For all particle sizes, Re, and solids concentrations the mean fluid velocity profile is very similar in shape to that of the single-phase fluid. The slip between the fluid and 0.5 mm particles is very small. The 1.0 mm particles exhibit an increase in slip as solids concentration increases. The fluctuating velocity measurements show trends characteristic of both collision-dominated and viscous-dominated flow, clearly showing the flow is in a transitional regime. In all cases, the effects of changing the Re are greater than the effects of changing the concentration of solids. There is a reduction in turbulence of both phases across the pipe with increasing Re. However, at the highest Re there is an increase in both fluid and solid turbulence, which can be explained by an increase in vortex shedding at Rep > 300.

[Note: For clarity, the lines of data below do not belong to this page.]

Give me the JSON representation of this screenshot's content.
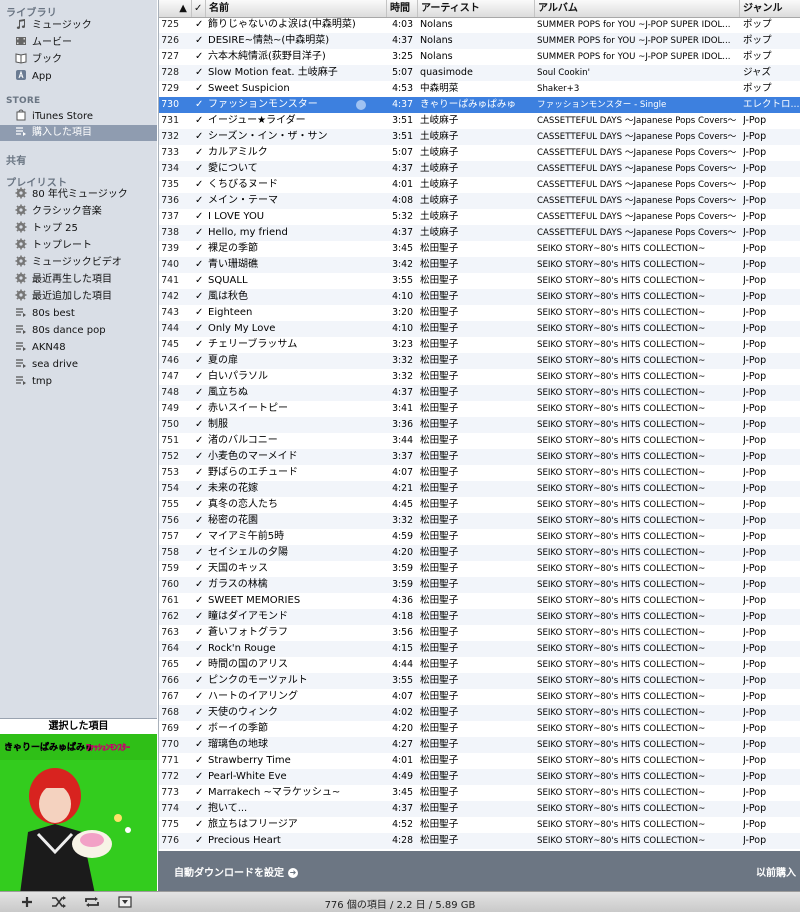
{
  "sidebar": {
    "library_header": "ライブラリ",
    "library_items": [
      {
        "label": "ミュージック",
        "icon": "music-note-icon"
      },
      {
        "label": "ムービー",
        "icon": "film-icon"
      },
      {
        "label": "ブック",
        "icon": "book-icon"
      },
      {
        "label": "App",
        "icon": "app-icon"
      }
    ],
    "store_header": "STORE",
    "store_items": [
      {
        "label": "iTunes Store",
        "icon": "store-icon"
      },
      {
        "label": "購入した項目",
        "icon": "purchased-icon"
      }
    ],
    "shared_header": "共有",
    "playlists_header": "プレイリスト",
    "smart_playlists": [
      {
        "label": "80 年代ミュージック"
      },
      {
        "label": "クラシック音楽"
      },
      {
        "label": "トップ 25"
      },
      {
        "label": "トップレート"
      },
      {
        "label": "ミュージックビデオ"
      },
      {
        "label": "最近再生した項目"
      },
      {
        "label": "最近追加した項目"
      }
    ],
    "playlists": [
      {
        "label": "80s best"
      },
      {
        "label": "80s dance pop"
      },
      {
        "label": "AKN48"
      },
      {
        "label": "sea drive"
      },
      {
        "label": "tmp"
      }
    ]
  },
  "artwork": {
    "caption": "選択した項目",
    "cover_title": "きゃりーぱみゅぱみゅ ファッションモンスター"
  },
  "table": {
    "columns": {
      "name": "名前",
      "time": "時間",
      "artist": "アーティスト",
      "album": "アルバム",
      "genre": "ジャンル"
    },
    "check_mark": "✓",
    "selected_index": 730,
    "rows": [
      {
        "n": "725",
        "name": "飾りじゃないのよ涙は(中森明菜)",
        "time": "4:03",
        "artist": "Nolans",
        "album": "SUMMER POPS for YOU ~J-POP SUPER IDOL...",
        "genre": "ポップ"
      },
      {
        "n": "726",
        "name": "DESIRE~情熱~(中森明菜)",
        "time": "4:37",
        "artist": "Nolans",
        "album": "SUMMER POPS for YOU ~J-POP SUPER IDOL...",
        "genre": "ポップ"
      },
      {
        "n": "727",
        "name": "六本木純情派(荻野目洋子)",
        "time": "3:25",
        "artist": "Nolans",
        "album": "SUMMER POPS for YOU ~J-POP SUPER IDOL...",
        "genre": "ポップ"
      },
      {
        "n": "728",
        "name": "Slow Motion feat. 土岐麻子",
        "time": "5:07",
        "artist": "quasimode",
        "album": "Soul Cookin'",
        "genre": "ジャズ"
      },
      {
        "n": "729",
        "name": "Sweet Suspicion",
        "time": "4:53",
        "artist": "中森明菜",
        "album": "Shaker+3",
        "genre": "ポップ"
      },
      {
        "n": "730",
        "name": "ファッションモンスター",
        "time": "4:37",
        "artist": "きゃりーぱみゅぱみゅ",
        "album": "ファッションモンスター - Single",
        "genre": "エレクトロ..."
      },
      {
        "n": "731",
        "name": "イージュー★ライダー",
        "time": "3:51",
        "artist": "土岐麻子",
        "album": "CASSETTEFUL DAYS ～Japanese Pops Covers～",
        "genre": "J-Pop"
      },
      {
        "n": "732",
        "name": "シーズン・イン・ザ・サン",
        "time": "3:51",
        "artist": "土岐麻子",
        "album": "CASSETTEFUL DAYS ～Japanese Pops Covers～",
        "genre": "J-Pop"
      },
      {
        "n": "733",
        "name": "カルアミルク",
        "time": "5:07",
        "artist": "土岐麻子",
        "album": "CASSETTEFUL DAYS ～Japanese Pops Covers～",
        "genre": "J-Pop"
      },
      {
        "n": "734",
        "name": "愛について",
        "time": "4:37",
        "artist": "土岐麻子",
        "album": "CASSETTEFUL DAYS ～Japanese Pops Covers～",
        "genre": "J-Pop"
      },
      {
        "n": "735",
        "name": "くちびるヌード",
        "time": "4:01",
        "artist": "土岐麻子",
        "album": "CASSETTEFUL DAYS ～Japanese Pops Covers～",
        "genre": "J-Pop"
      },
      {
        "n": "736",
        "name": "メイン・テーマ",
        "time": "4:08",
        "artist": "土岐麻子",
        "album": "CASSETTEFUL DAYS ～Japanese Pops Covers～",
        "genre": "J-Pop"
      },
      {
        "n": "737",
        "name": "I LOVE YOU",
        "time": "5:32",
        "artist": "土岐麻子",
        "album": "CASSETTEFUL DAYS ～Japanese Pops Covers～",
        "genre": "J-Pop"
      },
      {
        "n": "738",
        "name": "Hello, my friend",
        "time": "4:37",
        "artist": "土岐麻子",
        "album": "CASSETTEFUL DAYS ～Japanese Pops Covers～",
        "genre": "J-Pop"
      },
      {
        "n": "739",
        "name": "裸足の季節",
        "time": "3:45",
        "artist": "松田聖子",
        "album": "SEIKO STORY~80's HITS COLLECTION~",
        "genre": "J-Pop"
      },
      {
        "n": "740",
        "name": "青い珊瑚礁",
        "time": "3:42",
        "artist": "松田聖子",
        "album": "SEIKO STORY~80's HITS COLLECTION~",
        "genre": "J-Pop"
      },
      {
        "n": "741",
        "name": "SQUALL",
        "time": "3:55",
        "artist": "松田聖子",
        "album": "SEIKO STORY~80's HITS COLLECTION~",
        "genre": "J-Pop"
      },
      {
        "n": "742",
        "name": "風は秋色",
        "time": "4:10",
        "artist": "松田聖子",
        "album": "SEIKO STORY~80's HITS COLLECTION~",
        "genre": "J-Pop"
      },
      {
        "n": "743",
        "name": "Eighteen",
        "time": "3:20",
        "artist": "松田聖子",
        "album": "SEIKO STORY~80's HITS COLLECTION~",
        "genre": "J-Pop"
      },
      {
        "n": "744",
        "name": "Only My Love",
        "time": "4:10",
        "artist": "松田聖子",
        "album": "SEIKO STORY~80's HITS COLLECTION~",
        "genre": "J-Pop"
      },
      {
        "n": "745",
        "name": "チェリーブラッサム",
        "time": "3:23",
        "artist": "松田聖子",
        "album": "SEIKO STORY~80's HITS COLLECTION~",
        "genre": "J-Pop"
      },
      {
        "n": "746",
        "name": "夏の扉",
        "time": "3:32",
        "artist": "松田聖子",
        "album": "SEIKO STORY~80's HITS COLLECTION~",
        "genre": "J-Pop"
      },
      {
        "n": "747",
        "name": "白いパラソル",
        "time": "3:32",
        "artist": "松田聖子",
        "album": "SEIKO STORY~80's HITS COLLECTION~",
        "genre": "J-Pop"
      },
      {
        "n": "748",
        "name": "風立ちぬ",
        "time": "4:37",
        "artist": "松田聖子",
        "album": "SEIKO STORY~80's HITS COLLECTION~",
        "genre": "J-Pop"
      },
      {
        "n": "749",
        "name": "赤いスイートピー",
        "time": "3:41",
        "artist": "松田聖子",
        "album": "SEIKO STORY~80's HITS COLLECTION~",
        "genre": "J-Pop"
      },
      {
        "n": "750",
        "name": "制服",
        "time": "3:36",
        "artist": "松田聖子",
        "album": "SEIKO STORY~80's HITS COLLECTION~",
        "genre": "J-Pop"
      },
      {
        "n": "751",
        "name": "渚のバルコニー",
        "time": "3:44",
        "artist": "松田聖子",
        "album": "SEIKO STORY~80's HITS COLLECTION~",
        "genre": "J-Pop"
      },
      {
        "n": "752",
        "name": "小麦色のマーメイド",
        "time": "3:37",
        "artist": "松田聖子",
        "album": "SEIKO STORY~80's HITS COLLECTION~",
        "genre": "J-Pop"
      },
      {
        "n": "753",
        "name": "野ばらのエチュード",
        "time": "4:07",
        "artist": "松田聖子",
        "album": "SEIKO STORY~80's HITS COLLECTION~",
        "genre": "J-Pop"
      },
      {
        "n": "754",
        "name": "未来の花嫁",
        "time": "4:21",
        "artist": "松田聖子",
        "album": "SEIKO STORY~80's HITS COLLECTION~",
        "genre": "J-Pop"
      },
      {
        "n": "755",
        "name": "真冬の恋人たち",
        "time": "4:45",
        "artist": "松田聖子",
        "album": "SEIKO STORY~80's HITS COLLECTION~",
        "genre": "J-Pop"
      },
      {
        "n": "756",
        "name": "秘密の花園",
        "time": "3:32",
        "artist": "松田聖子",
        "album": "SEIKO STORY~80's HITS COLLECTION~",
        "genre": "J-Pop"
      },
      {
        "n": "757",
        "name": "マイアミ午前5時",
        "time": "4:59",
        "artist": "松田聖子",
        "album": "SEIKO STORY~80's HITS COLLECTION~",
        "genre": "J-Pop"
      },
      {
        "n": "758",
        "name": "セイシェルの夕陽",
        "time": "4:20",
        "artist": "松田聖子",
        "album": "SEIKO STORY~80's HITS COLLECTION~",
        "genre": "J-Pop"
      },
      {
        "n": "759",
        "name": "天国のキッス",
        "time": "3:59",
        "artist": "松田聖子",
        "album": "SEIKO STORY~80's HITS COLLECTION~",
        "genre": "J-Pop"
      },
      {
        "n": "760",
        "name": "ガラスの林檎",
        "time": "3:59",
        "artist": "松田聖子",
        "album": "SEIKO STORY~80's HITS COLLECTION~",
        "genre": "J-Pop"
      },
      {
        "n": "761",
        "name": "SWEET MEMORIES",
        "time": "4:36",
        "artist": "松田聖子",
        "album": "SEIKO STORY~80's HITS COLLECTION~",
        "genre": "J-Pop"
      },
      {
        "n": "762",
        "name": "瞳はダイアモンド",
        "time": "4:18",
        "artist": "松田聖子",
        "album": "SEIKO STORY~80's HITS COLLECTION~",
        "genre": "J-Pop"
      },
      {
        "n": "763",
        "name": "蒼いフォトグラフ",
        "time": "3:56",
        "artist": "松田聖子",
        "album": "SEIKO STORY~80's HITS COLLECTION~",
        "genre": "J-Pop"
      },
      {
        "n": "764",
        "name": "Rock'n Rouge",
        "time": "4:15",
        "artist": "松田聖子",
        "album": "SEIKO STORY~80's HITS COLLECTION~",
        "genre": "J-Pop"
      },
      {
        "n": "765",
        "name": "時間の国のアリス",
        "time": "4:44",
        "artist": "松田聖子",
        "album": "SEIKO STORY~80's HITS COLLECTION~",
        "genre": "J-Pop"
      },
      {
        "n": "766",
        "name": "ピンクのモーツァルト",
        "time": "3:55",
        "artist": "松田聖子",
        "album": "SEIKO STORY~80's HITS COLLECTION~",
        "genre": "J-Pop"
      },
      {
        "n": "767",
        "name": "ハートのイアリング",
        "time": "4:07",
        "artist": "松田聖子",
        "album": "SEIKO STORY~80's HITS COLLECTION~",
        "genre": "J-Pop"
      },
      {
        "n": "768",
        "name": "天使のウィンク",
        "time": "4:02",
        "artist": "松田聖子",
        "album": "SEIKO STORY~80's HITS COLLECTION~",
        "genre": "J-Pop"
      },
      {
        "n": "769",
        "name": "ボーイの季節",
        "time": "4:20",
        "artist": "松田聖子",
        "album": "SEIKO STORY~80's HITS COLLECTION~",
        "genre": "J-Pop"
      },
      {
        "n": "770",
        "name": "瑠璃色の地球",
        "time": "4:27",
        "artist": "松田聖子",
        "album": "SEIKO STORY~80's HITS COLLECTION~",
        "genre": "J-Pop"
      },
      {
        "n": "771",
        "name": "Strawberry Time",
        "time": "4:01",
        "artist": "松田聖子",
        "album": "SEIKO STORY~80's HITS COLLECTION~",
        "genre": "J-Pop"
      },
      {
        "n": "772",
        "name": "Pearl-White Eve",
        "time": "4:49",
        "artist": "松田聖子",
        "album": "SEIKO STORY~80's HITS COLLECTION~",
        "genre": "J-Pop"
      },
      {
        "n": "773",
        "name": "Marrakech ~マラケッシュ~",
        "time": "3:45",
        "artist": "松田聖子",
        "album": "SEIKO STORY~80's HITS COLLECTION~",
        "genre": "J-Pop"
      },
      {
        "n": "774",
        "name": "抱いて...",
        "time": "4:37",
        "artist": "松田聖子",
        "album": "SEIKO STORY~80's HITS COLLECTION~",
        "genre": "J-Pop"
      },
      {
        "n": "775",
        "name": "旅立ちはフリージア",
        "time": "4:52",
        "artist": "松田聖子",
        "album": "SEIKO STORY~80's HITS COLLECTION~",
        "genre": "J-Pop"
      },
      {
        "n": "776",
        "name": "Precious Heart",
        "time": "4:28",
        "artist": "松田聖子",
        "album": "SEIKO STORY~80's HITS COLLECTION~",
        "genre": "J-Pop"
      }
    ]
  },
  "autobar": {
    "auto_download_label": "自動ダウンロードを設定",
    "previous_purchase_label": "以前購入"
  },
  "statusbar": {
    "summary": "776 個の項目 / 2.2 日 / 5.89 GB"
  },
  "colors": {
    "sidebar_bg": "#d9dee6",
    "selection_blue": "#3d80df",
    "sidebar_selected": "#8f9cb0",
    "footer_bar": "#6c7683",
    "artwork_green": "#2ecc1a"
  }
}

The solid fluctuating velocity of the 1.0 mm particles is significantly greater than that of the 0.5 mm particles for all conditions. At each respective Re, the solids fluctuations for the 1.0 mm particles are greater than those of the fluid in their presence, except very near the wall where they become similar. Conversely, the solids fluctuations for the 0.5 mm particles are less than those of the fluid in their presence. The difference in turbulence between the two phases decreases with increasing Re. The turbulence of both phases becomes increasingly flat near the center of the pipe with increasing Re and solids concentration. This is in agreement with the flat profiles of both fluid and solid turbulence in inertia-dominated gas-solid flows. In general, the 0.5 mm particles damp the fluid turbulence while the 1.0 mm and 1.5 mm particles are either neutral or enhance the turbulence. These data give insight into the fluid-particle interactions over a wide range of flow conditions.